With two Republican presidential candidates embracing a value-added tax (VAT), it is worth looking back at the original federal debate over that bad policy idea.


Richard Nixon appears to have been the first U.S. leader to push for a VAT, which is not surprising given that he was perhaps the most statist GOP president of the 20th century. With a three-percent VAT in mind, Nixon called for new federal financing of local schools in his 1972 State of the Union address


A 1972 Congressional Quarterly article examined Nixon’s VAT. (The first link when you Google “richard nixon vat congressional quarterly”). The article reveals that the administration looked fondly on a VAT because of its large revenue-raising potential—both for funding schools and for funding a general expansion of the welfare state:

Two major reasons were apparent for the Nixon administration’s consideration of a value added tax. The first was the condition of federal finances.


The budget for fiscal year 1973, which the President sent to Congress Jan. 24, included a five-year forecast showing that in fiscal 1977 the only surplus funds foreseeable would result from a proposed increase in Social Security taxes. Projected costs of existing and proposed programs were expected to absorb all revenues from existing taxes and other sources. This meant that no new programs could be inaugurated without new taxes to finance them or reduction of existing programs to release funds. Though initially pledged for education, revenues from an expanding value added tax might provide future funding for other programs.


The second reason was the situation in public schools and school districts.

Tax expert Alan Schenk notes that Nixon had been plotting to impose a VAT from soon after he came into office in 1969. But imposing a new and powerful tax as a spigot to fund local government was an awful idea that would have undermined federalism and dangerously centralized fiscal power in the nation.

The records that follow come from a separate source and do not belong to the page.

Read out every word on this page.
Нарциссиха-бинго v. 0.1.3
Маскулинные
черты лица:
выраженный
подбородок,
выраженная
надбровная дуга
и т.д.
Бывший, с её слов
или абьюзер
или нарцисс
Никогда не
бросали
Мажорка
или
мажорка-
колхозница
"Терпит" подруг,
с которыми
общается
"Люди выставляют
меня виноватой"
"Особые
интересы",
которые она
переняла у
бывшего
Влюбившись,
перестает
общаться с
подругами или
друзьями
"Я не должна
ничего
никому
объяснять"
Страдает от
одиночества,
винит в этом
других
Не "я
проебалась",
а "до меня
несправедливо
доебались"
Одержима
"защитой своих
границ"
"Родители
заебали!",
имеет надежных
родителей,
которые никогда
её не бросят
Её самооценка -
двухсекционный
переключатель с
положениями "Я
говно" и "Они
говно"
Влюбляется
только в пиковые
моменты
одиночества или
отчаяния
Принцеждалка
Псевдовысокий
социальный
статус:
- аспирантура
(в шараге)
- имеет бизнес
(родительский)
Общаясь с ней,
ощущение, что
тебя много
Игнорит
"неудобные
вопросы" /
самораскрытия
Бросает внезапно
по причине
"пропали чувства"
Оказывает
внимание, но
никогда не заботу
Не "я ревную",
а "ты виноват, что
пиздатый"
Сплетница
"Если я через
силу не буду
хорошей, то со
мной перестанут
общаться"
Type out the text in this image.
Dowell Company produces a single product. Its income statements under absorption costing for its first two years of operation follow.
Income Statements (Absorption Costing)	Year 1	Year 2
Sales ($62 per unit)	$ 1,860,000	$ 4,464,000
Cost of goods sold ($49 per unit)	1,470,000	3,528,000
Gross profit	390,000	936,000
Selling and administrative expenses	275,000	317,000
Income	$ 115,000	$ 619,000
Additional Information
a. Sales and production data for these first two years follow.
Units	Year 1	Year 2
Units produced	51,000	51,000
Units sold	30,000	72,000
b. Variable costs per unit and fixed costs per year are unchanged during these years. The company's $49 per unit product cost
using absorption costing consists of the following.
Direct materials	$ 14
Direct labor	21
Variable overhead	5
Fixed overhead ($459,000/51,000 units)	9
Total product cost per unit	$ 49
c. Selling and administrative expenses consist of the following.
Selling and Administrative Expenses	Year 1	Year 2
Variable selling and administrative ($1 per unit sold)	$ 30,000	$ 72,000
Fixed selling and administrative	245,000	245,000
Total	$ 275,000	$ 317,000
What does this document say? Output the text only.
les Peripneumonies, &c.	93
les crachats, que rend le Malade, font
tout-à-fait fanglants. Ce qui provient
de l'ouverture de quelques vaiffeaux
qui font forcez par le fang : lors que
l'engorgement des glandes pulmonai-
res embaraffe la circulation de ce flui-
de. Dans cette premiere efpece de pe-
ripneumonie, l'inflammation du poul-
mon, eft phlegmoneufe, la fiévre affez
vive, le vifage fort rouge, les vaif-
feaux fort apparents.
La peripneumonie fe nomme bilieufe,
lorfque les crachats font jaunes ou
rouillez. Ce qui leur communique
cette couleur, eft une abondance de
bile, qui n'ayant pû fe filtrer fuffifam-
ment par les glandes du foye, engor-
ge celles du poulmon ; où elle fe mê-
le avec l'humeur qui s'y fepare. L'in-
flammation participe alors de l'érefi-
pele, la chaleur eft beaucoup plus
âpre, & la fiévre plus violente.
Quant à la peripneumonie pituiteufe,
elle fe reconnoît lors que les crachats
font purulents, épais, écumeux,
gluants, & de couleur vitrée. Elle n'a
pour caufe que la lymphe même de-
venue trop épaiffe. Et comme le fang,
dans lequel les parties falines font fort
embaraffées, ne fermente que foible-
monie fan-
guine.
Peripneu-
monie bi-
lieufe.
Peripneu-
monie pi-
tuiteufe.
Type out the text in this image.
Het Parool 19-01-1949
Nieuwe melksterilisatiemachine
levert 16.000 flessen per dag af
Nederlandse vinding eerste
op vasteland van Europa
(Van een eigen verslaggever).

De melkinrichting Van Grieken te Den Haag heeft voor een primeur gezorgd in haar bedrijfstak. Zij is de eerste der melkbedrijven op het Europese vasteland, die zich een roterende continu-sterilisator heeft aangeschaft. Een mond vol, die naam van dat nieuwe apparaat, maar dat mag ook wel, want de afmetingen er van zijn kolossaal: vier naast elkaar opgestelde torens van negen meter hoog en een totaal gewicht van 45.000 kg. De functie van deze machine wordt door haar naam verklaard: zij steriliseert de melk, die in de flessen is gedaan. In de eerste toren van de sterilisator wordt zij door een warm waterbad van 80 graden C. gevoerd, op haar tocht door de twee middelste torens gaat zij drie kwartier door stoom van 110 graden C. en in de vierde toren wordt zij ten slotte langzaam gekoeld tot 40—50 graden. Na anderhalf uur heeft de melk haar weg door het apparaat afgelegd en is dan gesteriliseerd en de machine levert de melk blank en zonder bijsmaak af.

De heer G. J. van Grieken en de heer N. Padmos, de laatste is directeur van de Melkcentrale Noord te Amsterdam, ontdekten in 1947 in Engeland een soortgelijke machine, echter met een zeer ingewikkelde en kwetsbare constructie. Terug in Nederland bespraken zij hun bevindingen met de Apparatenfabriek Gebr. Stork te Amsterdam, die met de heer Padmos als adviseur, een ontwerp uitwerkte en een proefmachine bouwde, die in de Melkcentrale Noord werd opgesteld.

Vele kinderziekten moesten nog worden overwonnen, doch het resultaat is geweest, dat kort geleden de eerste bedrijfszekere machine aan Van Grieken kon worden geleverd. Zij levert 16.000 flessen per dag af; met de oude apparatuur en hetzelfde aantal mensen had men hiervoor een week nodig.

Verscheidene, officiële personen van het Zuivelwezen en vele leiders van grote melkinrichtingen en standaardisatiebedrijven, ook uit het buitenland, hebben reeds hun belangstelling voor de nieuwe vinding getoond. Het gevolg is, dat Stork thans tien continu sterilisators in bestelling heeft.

Thankfully, the Nixon proposal went nowhere in Congress, the ACIR came out against it, and it was dropped. America’s economy dodged a bullet. If Nixon had been successful, the rate would probably have soared over time from an initial 3 percent to maybe 20 percent today—just as rates in Europe have risen—and that would have fueled growth in new and expanded entitlement programs. 


The congressional testimony highlighted in the CQ article indicates that most experts leaned against a VAT, but the ideological split was interesting. Some conservatives liked the VAT because it was “efficient,” while liberals generally disliked it because it was “regressive.”


Libertarians had a different view. The Nixon administration’s VAT proposal received a sharp rebuke from economist Murray Rothbard in a 1972 Human Events article. Some of Rothbard’s economic reasoning is dubious, but his main thrust regarding tax transparency is on target. He argued:

It is now easy to see the enthusiasm of the federal government and its economic advisers for the new scheme for a VAT. It allows the government to extract many more funds from the public — to bring about higher prices, lower production, and lower incomes — and yet totally escape the blame, which can easily be loaded on business, unions, or the consumer as the particular administration sees fit.


The VAT is, in short, a looming gigantic swindle upon the American public, and it is therefore vitally important that it not pass. For if it does, the encroaching menace of Big Government will get another, and prolonged, lease on life.